The escape speed of a body on the earth's surface is `11.2kms^(-1)`. A body is projected with thrice of this speed. The speed of the body when it escape the gravitational pull of earth is

To solve the problem, we will use the principle of conservation of energy.

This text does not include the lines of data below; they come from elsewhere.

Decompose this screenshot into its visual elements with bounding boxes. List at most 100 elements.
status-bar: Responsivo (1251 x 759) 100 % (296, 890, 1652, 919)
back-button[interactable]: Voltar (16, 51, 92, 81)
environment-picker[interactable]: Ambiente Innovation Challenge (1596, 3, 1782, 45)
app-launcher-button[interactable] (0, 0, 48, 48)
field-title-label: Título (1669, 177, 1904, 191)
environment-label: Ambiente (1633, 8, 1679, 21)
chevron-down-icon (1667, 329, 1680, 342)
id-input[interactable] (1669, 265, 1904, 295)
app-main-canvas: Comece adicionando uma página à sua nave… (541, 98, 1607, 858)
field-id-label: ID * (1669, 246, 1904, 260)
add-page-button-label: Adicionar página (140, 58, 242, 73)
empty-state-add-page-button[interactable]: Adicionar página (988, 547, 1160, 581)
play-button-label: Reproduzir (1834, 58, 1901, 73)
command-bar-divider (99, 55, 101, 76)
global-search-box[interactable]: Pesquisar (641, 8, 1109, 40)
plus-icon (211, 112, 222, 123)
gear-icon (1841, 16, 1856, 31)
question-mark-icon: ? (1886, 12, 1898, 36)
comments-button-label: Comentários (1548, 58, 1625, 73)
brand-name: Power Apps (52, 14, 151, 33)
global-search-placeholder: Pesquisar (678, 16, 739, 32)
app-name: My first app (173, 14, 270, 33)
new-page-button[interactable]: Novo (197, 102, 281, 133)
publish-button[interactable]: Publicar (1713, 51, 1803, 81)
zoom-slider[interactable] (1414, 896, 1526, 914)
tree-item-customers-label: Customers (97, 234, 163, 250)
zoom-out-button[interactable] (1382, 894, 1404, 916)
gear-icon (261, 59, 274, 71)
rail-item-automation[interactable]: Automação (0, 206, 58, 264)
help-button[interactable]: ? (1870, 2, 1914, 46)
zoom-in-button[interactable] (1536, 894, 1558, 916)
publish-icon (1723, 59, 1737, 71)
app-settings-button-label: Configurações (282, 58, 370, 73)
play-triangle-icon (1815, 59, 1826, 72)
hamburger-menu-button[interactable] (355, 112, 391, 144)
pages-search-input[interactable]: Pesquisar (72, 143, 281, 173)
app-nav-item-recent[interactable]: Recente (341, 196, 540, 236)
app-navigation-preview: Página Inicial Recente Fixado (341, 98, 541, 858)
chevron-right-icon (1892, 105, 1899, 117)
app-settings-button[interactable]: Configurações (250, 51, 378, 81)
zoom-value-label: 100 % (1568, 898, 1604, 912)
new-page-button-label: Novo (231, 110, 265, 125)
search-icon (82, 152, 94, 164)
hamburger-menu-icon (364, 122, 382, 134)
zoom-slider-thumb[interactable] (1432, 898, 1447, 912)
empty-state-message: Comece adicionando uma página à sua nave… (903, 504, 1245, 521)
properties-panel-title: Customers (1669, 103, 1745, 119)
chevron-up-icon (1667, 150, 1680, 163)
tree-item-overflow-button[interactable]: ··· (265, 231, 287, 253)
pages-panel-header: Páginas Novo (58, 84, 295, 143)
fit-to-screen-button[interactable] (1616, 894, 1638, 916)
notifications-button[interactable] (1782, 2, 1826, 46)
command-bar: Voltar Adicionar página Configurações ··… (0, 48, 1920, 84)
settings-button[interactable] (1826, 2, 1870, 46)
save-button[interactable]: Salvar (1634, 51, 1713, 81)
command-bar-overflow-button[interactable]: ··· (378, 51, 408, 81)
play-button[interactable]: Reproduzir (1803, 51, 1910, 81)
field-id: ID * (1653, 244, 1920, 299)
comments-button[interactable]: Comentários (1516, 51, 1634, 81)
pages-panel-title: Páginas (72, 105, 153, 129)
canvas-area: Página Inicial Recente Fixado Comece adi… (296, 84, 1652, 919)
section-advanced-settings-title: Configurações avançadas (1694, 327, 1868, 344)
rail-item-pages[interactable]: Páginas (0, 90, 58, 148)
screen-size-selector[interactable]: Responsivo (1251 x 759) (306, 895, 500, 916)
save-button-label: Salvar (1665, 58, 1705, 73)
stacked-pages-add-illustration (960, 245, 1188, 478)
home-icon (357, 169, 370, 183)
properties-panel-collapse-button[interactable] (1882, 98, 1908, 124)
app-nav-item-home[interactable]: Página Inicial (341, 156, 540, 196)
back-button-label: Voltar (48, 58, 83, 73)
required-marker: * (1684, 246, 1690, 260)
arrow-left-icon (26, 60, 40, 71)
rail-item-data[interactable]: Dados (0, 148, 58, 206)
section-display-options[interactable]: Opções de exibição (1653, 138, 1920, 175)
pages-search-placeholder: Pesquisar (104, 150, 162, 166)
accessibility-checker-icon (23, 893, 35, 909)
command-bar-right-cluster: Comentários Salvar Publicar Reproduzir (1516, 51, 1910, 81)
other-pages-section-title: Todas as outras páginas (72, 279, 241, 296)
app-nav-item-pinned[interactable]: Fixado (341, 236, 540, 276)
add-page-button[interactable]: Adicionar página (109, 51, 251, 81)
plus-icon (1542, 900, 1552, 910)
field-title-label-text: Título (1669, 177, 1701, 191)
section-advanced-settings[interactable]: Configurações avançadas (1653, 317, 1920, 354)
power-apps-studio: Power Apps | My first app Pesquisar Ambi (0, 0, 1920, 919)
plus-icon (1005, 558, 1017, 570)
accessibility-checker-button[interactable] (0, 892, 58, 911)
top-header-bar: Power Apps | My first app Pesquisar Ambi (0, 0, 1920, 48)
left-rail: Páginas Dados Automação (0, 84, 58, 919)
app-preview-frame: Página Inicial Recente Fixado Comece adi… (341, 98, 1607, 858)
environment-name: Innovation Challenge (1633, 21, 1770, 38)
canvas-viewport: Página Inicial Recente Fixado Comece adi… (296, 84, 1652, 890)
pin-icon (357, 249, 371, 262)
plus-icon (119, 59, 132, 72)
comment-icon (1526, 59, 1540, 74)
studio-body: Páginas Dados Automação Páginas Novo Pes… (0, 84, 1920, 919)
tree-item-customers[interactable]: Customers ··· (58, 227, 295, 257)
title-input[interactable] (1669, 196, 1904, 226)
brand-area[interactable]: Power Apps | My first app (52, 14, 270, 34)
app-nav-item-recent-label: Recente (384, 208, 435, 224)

The total mechanical energy of the body when it is projected must equal the total mechanical energy when it escapes the gravitational pull of the Earth. ### Step-by-Step Solution: 1. **Identify Given Values**: - Escape speed of Earth, \( V_e = 11.2 \, \text{km/s} \). - The body is projected with a speed \( V = 3V_e = 3 \times 11.2 \, \text{km/s} = 33.6 \, \text{km/s} \). 2. **Apply Conservation of Energy**: The total energy at the surface when projected is equal to the total energy when it escapes: \[ \frac{1}{2} mv^2 = \frac{1}{2} mv_0^2 + \frac{1}{2} mv_e^2 \] Here, \( m \) is the mass of the body, \( v \) is the initial speed (33.6 km/s), \( v_0 \) is the speed when the body escapes, and \( v_e \) is the escape speed (11.2 km/s). 3. **Cancel the Mass**: Since mass \( m \) is common in all terms, we can cancel it out: \[ \frac{1}{2} v^2 = \frac{1}{2} v_0^2 + \frac{1}{2} v_e^2 \] Simplifying gives: \[ v^2 = v_0^2 + v_e^2 \] 4. **Rearrange to Find \( v_0 \)**: We need to find \( v_0 \): \[ v_0^2 = v^2 - v_e^2 \] \[ v_0 = \sqrt{v^2 - v_e^2} \] 5. **Substitute the Values**: Substitute \( v = 3V_e \) and \( v_e = 11.2 \, \text{km/s} \): \[ v_0 = \sqrt{(3V_e)^2 - V_e^2} \] \[ v_0 = \sqrt{(3 \times 11.2)^2 - (11.2)^2} \] \[ v_0 = \sqrt{(33.6)^2 - (11.2)^2} \] 6. **Calculate the Squares**: \[ (33.6)^2 = 1128.96 \quad \text{and} \quad (11.2)^2 = 125.44 \] \[ v_0 = \sqrt{1128.96 - 125.44} \] \[ v_0 = \sqrt{1003.52} \] 7. **Final Calculation**: \[ v_0 \approx 31.7 \, \text{km/s} \] ### Final Answer: The speed of the body when it escapes the gravitational pull of Earth is approximately \( 31.7 \, \text{km/s} \).